Given Hour of Devastation's jump from sub-$2 preorder prices to $8 around the time of the set's release, it had some pretty high expectations attached to it. These expectations have largely gone unfulfilled, with a few high-profile finishes but no format-defining build. When I think of Standard, the decks I consider to be the mainstays are the ones that require attacking and blocking and so forth.
There is some hope in the 21-point decks from the Pro Tour, however. I am particularly excited about Guillaume Wafo-Tapa's build, which includes a copy of Nicol Bolas, God Pharaoh. The deck can go shields-up with the right draws, preventing it from getting steamrolled by aggressive decks too quickly, so the right configuration could be the big break we value nuts have been hoping for.
In a natural evolution, now that everyone is sure red is the deck to beat next week, I assume some decks are going to adjust in response. One of the biggest players could be Aethersphere Harvester, which shines as a deck that can claw back some precious life against mono red. It goes into any deck, and its crew cost is low enough that even red can run it for the mirror. This is a pretty simple spec, and the card is still hovering around a dollar. My other choice for “most explosive card in Standard” is Insult // Injury. While Ramunap Red has enough velocity on its own to not need another finisher, the card adds explosiveness to UR Spells that the deck certainly wanted. Along with promoted draft archetype staple Riddleform, this card is currently a one-of and hovering around fifty cents. This card has the power to end games in relatively short order and could easily benefit from a high-profile win.
There are a lot of exciting prospects for Standard going forward, and Grand Prix Minneapolis will surely showcase some of those options, given how feverishly people have been waiting for some reprieve from the monotony of the post-Aetherworks Marvel format.

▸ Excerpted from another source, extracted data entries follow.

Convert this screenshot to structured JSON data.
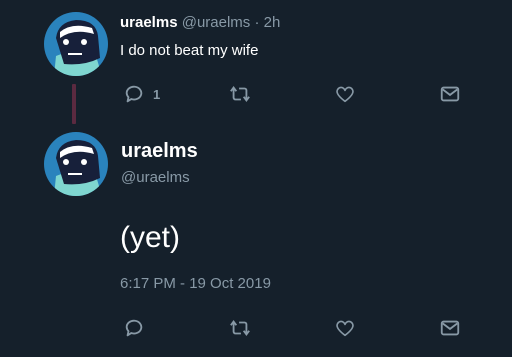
{
  "colors": {
    "background": "#15202b",
    "secondary_text": "#8899a6",
    "thread_line": "#5b2a40",
    "avatar_bg": "#2a83bd"
  },
  "tweet1": {
    "display_name": "uraelms",
    "handle": "@uraelms",
    "separator": "·",
    "time": "2h",
    "text": "I do not beat my wife",
    "reply_count": "1",
    "icons": [
      "reply-icon",
      "retweet-icon",
      "like-icon",
      "dm-icon"
    ]
  },
  "tweet2": {
    "display_name": "uraelms",
    "handle": "@uraelms",
    "text": "(yet)",
    "timestamp": "6:17 PM - 19 Oct 2019",
    "icons": [
      "reply-icon",
      "retweet-icon",
      "like-icon",
      "dm-icon"
    ]
  }
}
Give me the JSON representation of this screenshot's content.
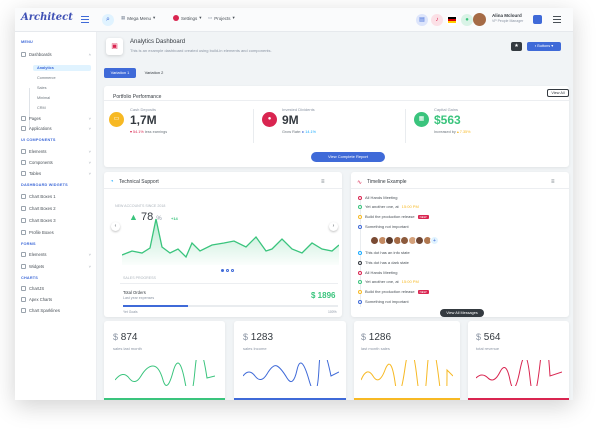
{
  "app": {
    "logo": "Architect"
  },
  "header": {
    "mega_menu": "Mega Menu",
    "settings": "Settings",
    "projects": "Projects",
    "user_name": "Alina Mclourd",
    "user_role": "VP People Manager"
  },
  "sidebar": {
    "menu_head": "MENU",
    "dashboards": "Dashboards",
    "dash_items": [
      "Analytics",
      "Commerce",
      "Sales",
      "Minimal",
      "CRM"
    ],
    "pages": "Pages",
    "applications": "Applications",
    "ui_head": "UI COMPONENTS",
    "elements": "Elements",
    "components": "Components",
    "tables": "Tables",
    "widgets_head": "DASHBOARD WIDGETS",
    "widgets": [
      "Chart Boxes 1",
      "Chart Boxes 2",
      "Chart Boxes 3",
      "Profile Boxes"
    ],
    "forms_head": "FORMS",
    "form_elements": "Elements",
    "form_widgets": "Widgets",
    "charts_head": "CHARTS",
    "charts": [
      "ChartJS",
      "Apex Charts",
      "Chart Sparklines"
    ]
  },
  "page": {
    "title": "Analytics Dashboard",
    "subtitle": "This is an example dashboard created using build-in elements and components.",
    "btn_label": "Buttons",
    "tabs": [
      "Variation 1",
      "Variation 2"
    ]
  },
  "portfolio": {
    "title": "Portfolio Performance",
    "view_all": "View All",
    "metrics": [
      {
        "label": "Cash Deposits",
        "value": "1,7M",
        "note_pct": "54.1%",
        "note": "less earnings",
        "color": "#f7b924"
      },
      {
        "label": "Invested Dividents",
        "value": "9M",
        "note": "Grow Rate:",
        "note_pct": "14.1%",
        "color": "#d92550"
      },
      {
        "label": "Capital Gains",
        "value": "$563",
        "note": "Increased by",
        "note_pct": "7.35%",
        "color": "#3ac47d"
      }
    ],
    "report_btn": "View Complete Report"
  },
  "support": {
    "title": "Technical Support",
    "new_accounts": "NEW ACCOUNTS SINCE 2018",
    "percent": "78",
    "percent_sign": "%",
    "delta": "+14",
    "sales_progress": "SALES PROGRESS",
    "orders_label": "Total Orders",
    "orders_sub": "Last year expenses",
    "orders_value": "$ 1896",
    "yet_to_go": "Yet Goals",
    "pct_label": "100%",
    "progress": 0.3
  },
  "timeline": {
    "title": "Timeline Example",
    "items": [
      {
        "text": "All Hands Meeting",
        "color": "#d92550"
      },
      {
        "text": "Yet another one, at",
        "time": "15:00 PM",
        "color": "#3ac47d"
      },
      {
        "text": "Build the production release",
        "badge": "NEW",
        "color": "#f7b924"
      },
      {
        "text": "Something not important",
        "color": "#3f6ad8"
      },
      {
        "text": "This dot has an info state",
        "color": "#16aaff"
      },
      {
        "text": "This dot has a dark state",
        "color": "#343a40"
      },
      {
        "text": "All Hands Meeting",
        "color": "#d92550"
      },
      {
        "text": "Yet another one, at",
        "time": "15:00 PM",
        "color": "#3ac47d"
      },
      {
        "text": "Build the production release",
        "badge": "NEW",
        "color": "#f7b924"
      },
      {
        "text": "Something not important",
        "color": "#3f6ad8"
      }
    ],
    "view_messages": "View All Messages"
  },
  "bottom": [
    {
      "dollar": "$",
      "value": "874",
      "label": "sales last month",
      "color": "#3ac47d"
    },
    {
      "dollar": "$",
      "value": "1283",
      "label": "sales Income",
      "color": "#3f6ad8"
    },
    {
      "dollar": "$",
      "value": "1286",
      "label": "last month sales",
      "color": "#f7b924"
    },
    {
      "dollar": "$",
      "value": "564",
      "label": "total revenue",
      "color": "#d92550"
    }
  ]
}
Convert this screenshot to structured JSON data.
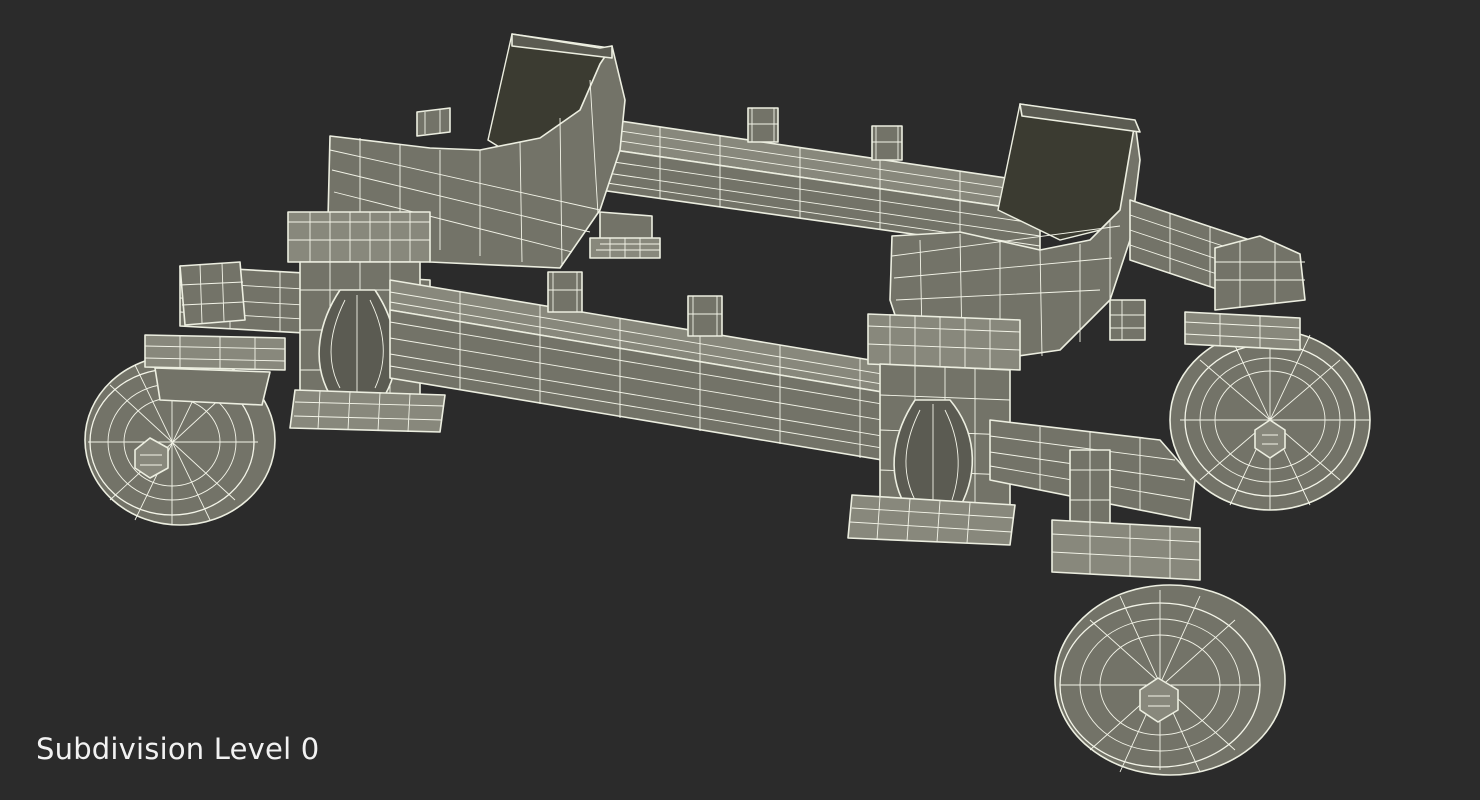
{
  "caption": "Subdivision Level 0",
  "colors": {
    "background": "#2b2b2b",
    "model_fill": "#737368",
    "wireframe": "#eceee0"
  }
}
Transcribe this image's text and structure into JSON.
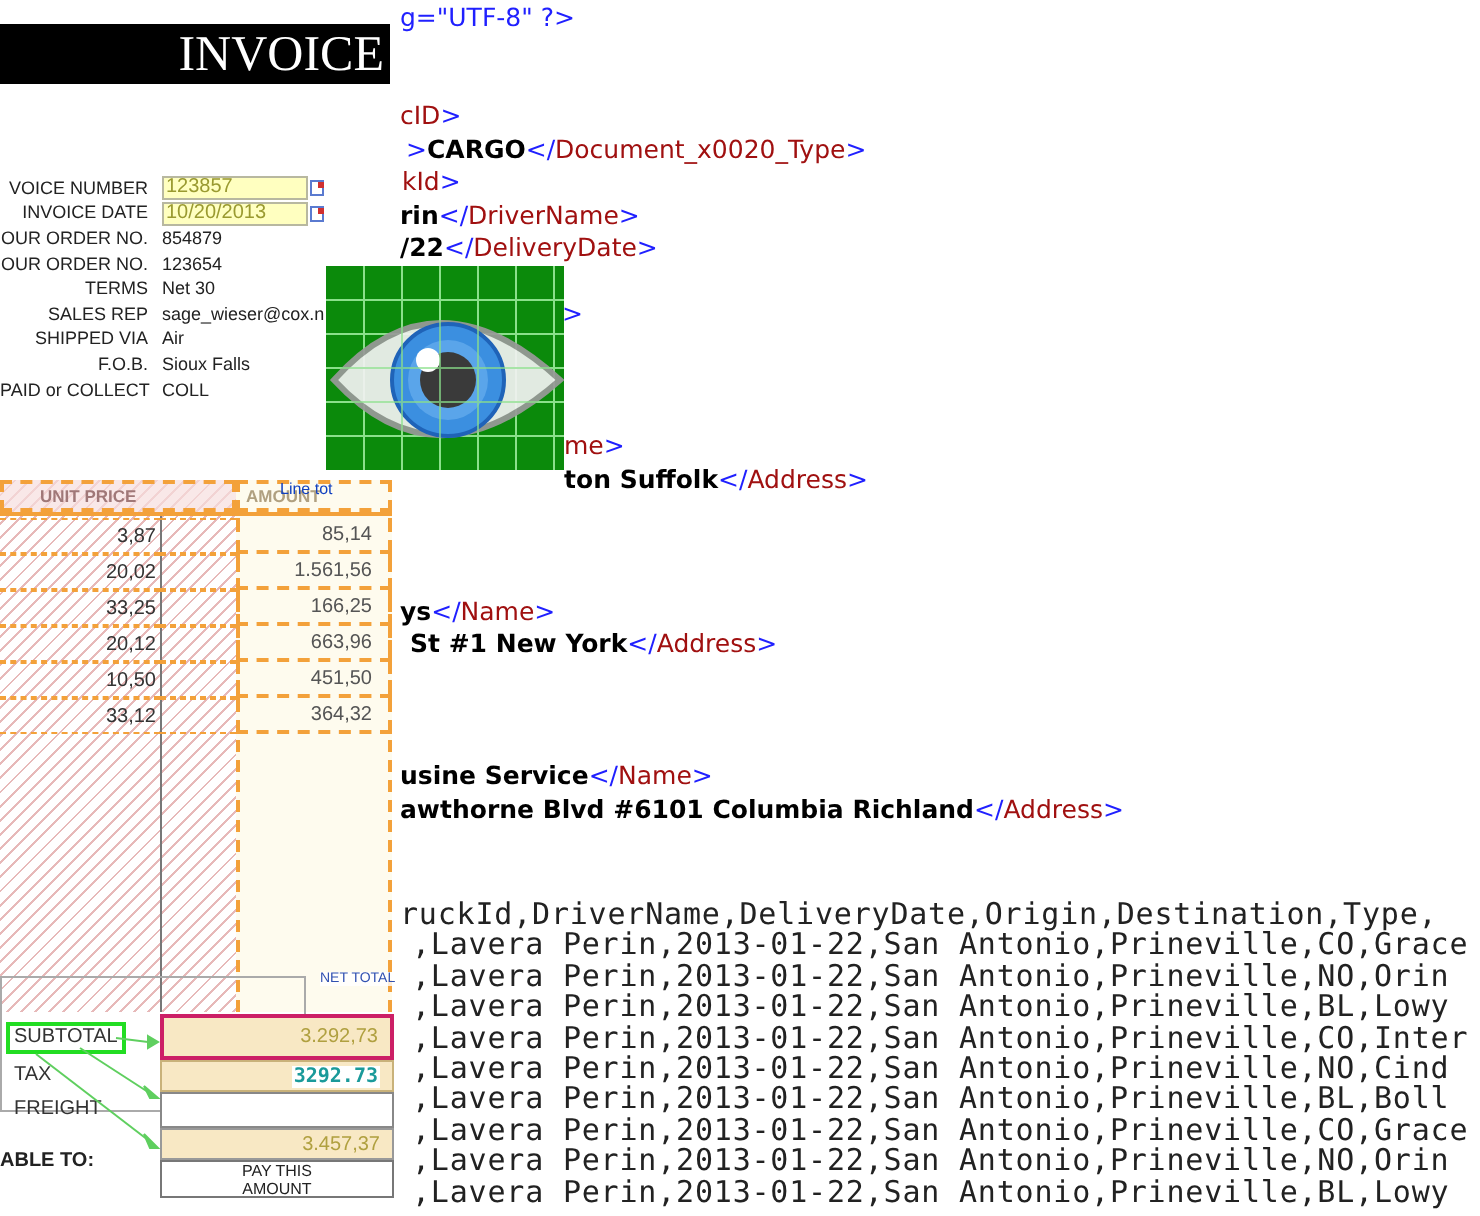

I suspect that some of this excitement will result in brews that don't do great but have some staying power due to FNM-grinder appeal, and next week's results will not be the end-all be-all of the format.
However, prices are still high from buyouts and spikes that took place in the heightened volatility brought on by the Pro Tour. Prices are either unsustainably high or artificially inflated. Overall, there isn't a lot that I would want to buy this week, but there is a lot that I am keeping an eye on for when the hype dies down a bit. Aethersphere Harvester and especially Insult // Injury are cheap enough that if you want them, you can find them at low enough rates to pick up a playset or two if you want to anticipate changes in the format.